OpenUAS: Embeddings of Cities in Japan with Anchor Data for Cross-city Analysis of Area Usage Patterns
Naoki Tamura, Kazuyuki Shoji, Shin Katayama, Kenta Urano, Takuro, Yonezawa, Nobuo Kawaguchi

TL;DR
OpenUAS provides a publicly available dataset of urban area embeddings for Japanese cities, enabling cross-city analysis of land use patterns without sharing raw location data, thus supporting urban planning and analysis.
Contribution
We introduce an anchoring method that allows embedding areas from different cities and periods into a shared space without raw location data, and release a comprehensive dataset for research.
Findings
Dataset covers over 1.3 million areas across eight Japanese cities.
Anchoring method enables cross-city and temporal comparison of urban areas.
Public release facilitates research in urban planning and related fields.
Abstract
We publicly release OpenUAS, a dataset of area embeddings based on urban usage patterns, including embeddings for over 1.3 million 50-meter square meshes covering a total area of 3,300 square kilometers.
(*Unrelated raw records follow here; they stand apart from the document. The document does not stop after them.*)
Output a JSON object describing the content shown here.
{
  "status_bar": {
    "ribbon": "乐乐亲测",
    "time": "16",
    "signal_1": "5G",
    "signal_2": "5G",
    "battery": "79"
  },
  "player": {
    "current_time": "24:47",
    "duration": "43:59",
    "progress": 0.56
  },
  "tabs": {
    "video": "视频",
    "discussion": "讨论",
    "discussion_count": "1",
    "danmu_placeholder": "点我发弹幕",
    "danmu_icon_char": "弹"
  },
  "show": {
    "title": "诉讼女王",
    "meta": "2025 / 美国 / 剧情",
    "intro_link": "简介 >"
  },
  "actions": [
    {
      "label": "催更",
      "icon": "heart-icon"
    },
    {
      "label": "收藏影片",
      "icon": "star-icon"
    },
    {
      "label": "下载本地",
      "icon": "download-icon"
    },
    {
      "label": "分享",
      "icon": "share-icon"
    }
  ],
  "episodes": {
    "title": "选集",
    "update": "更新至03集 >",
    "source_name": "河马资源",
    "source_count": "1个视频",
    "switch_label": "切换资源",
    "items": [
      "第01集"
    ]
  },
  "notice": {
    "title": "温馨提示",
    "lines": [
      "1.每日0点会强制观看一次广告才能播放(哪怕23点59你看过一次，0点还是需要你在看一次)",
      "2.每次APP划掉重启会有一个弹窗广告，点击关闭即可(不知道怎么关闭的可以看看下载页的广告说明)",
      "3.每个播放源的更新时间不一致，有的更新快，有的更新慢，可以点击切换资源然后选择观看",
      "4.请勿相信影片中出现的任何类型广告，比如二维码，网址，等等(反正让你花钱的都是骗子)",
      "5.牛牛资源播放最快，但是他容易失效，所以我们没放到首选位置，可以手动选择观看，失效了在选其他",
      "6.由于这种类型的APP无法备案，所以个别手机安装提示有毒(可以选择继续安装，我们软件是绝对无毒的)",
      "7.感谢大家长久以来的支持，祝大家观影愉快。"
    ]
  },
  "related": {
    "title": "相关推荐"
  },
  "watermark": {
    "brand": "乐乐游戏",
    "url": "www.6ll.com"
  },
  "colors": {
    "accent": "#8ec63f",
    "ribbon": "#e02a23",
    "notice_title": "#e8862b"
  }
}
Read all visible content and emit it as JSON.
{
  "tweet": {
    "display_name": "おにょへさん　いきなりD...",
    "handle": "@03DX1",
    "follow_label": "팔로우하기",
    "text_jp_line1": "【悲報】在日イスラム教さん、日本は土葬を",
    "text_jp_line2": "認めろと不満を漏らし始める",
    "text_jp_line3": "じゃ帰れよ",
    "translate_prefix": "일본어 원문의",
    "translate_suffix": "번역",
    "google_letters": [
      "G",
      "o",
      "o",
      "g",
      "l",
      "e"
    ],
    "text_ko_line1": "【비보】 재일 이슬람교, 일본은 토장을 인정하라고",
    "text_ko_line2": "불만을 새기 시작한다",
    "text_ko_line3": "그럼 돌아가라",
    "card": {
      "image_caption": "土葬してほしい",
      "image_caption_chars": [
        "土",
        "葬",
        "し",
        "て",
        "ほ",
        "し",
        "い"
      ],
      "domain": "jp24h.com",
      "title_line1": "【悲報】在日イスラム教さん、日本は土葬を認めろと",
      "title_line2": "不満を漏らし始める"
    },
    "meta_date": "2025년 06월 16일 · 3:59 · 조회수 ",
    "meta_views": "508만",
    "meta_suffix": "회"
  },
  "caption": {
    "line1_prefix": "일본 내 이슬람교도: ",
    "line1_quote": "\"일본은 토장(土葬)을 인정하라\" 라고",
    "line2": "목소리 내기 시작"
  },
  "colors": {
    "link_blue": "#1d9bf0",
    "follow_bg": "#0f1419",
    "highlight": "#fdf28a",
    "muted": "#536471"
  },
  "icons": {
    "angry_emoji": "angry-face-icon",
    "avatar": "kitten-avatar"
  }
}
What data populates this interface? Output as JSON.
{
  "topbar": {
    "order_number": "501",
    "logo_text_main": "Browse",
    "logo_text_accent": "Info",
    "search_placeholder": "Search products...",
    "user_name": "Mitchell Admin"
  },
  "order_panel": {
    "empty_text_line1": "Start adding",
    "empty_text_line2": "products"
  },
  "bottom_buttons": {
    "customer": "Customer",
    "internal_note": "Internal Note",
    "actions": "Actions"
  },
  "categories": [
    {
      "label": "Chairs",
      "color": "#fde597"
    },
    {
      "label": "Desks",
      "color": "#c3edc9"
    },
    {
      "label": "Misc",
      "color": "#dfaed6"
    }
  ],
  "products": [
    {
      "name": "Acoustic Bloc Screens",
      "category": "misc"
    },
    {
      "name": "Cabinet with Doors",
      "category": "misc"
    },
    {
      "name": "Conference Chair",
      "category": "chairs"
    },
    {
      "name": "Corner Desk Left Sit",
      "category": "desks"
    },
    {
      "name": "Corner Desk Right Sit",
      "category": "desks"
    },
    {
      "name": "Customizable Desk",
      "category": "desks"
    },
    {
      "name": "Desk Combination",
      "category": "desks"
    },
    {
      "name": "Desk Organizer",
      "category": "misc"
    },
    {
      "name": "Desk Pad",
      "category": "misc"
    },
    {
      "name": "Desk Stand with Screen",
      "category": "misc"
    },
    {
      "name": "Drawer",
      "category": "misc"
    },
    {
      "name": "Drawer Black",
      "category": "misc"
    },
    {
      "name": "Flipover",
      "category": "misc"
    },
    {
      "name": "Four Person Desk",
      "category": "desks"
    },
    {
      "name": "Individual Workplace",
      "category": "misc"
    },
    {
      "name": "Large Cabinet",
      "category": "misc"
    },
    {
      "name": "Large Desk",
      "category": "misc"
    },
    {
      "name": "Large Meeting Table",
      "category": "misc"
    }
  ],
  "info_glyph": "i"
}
This dataset is valuable for analyzing area functions in fields such as market analysis, urban planning, transportation infrastructure, and infection prediction. It captures the characteristics of each area in the city, such as office districts and residential areas, by employing an area embedding technique that utilizes location information typically obtained by GPS. Numerous area embedding techniques have been proposed, and while the public release of such embedding datasets is technically feasible, it has not been realized. One reason for this is that previous methods could not embed areas from different cities and periods into the same embedding space without sharing raw location…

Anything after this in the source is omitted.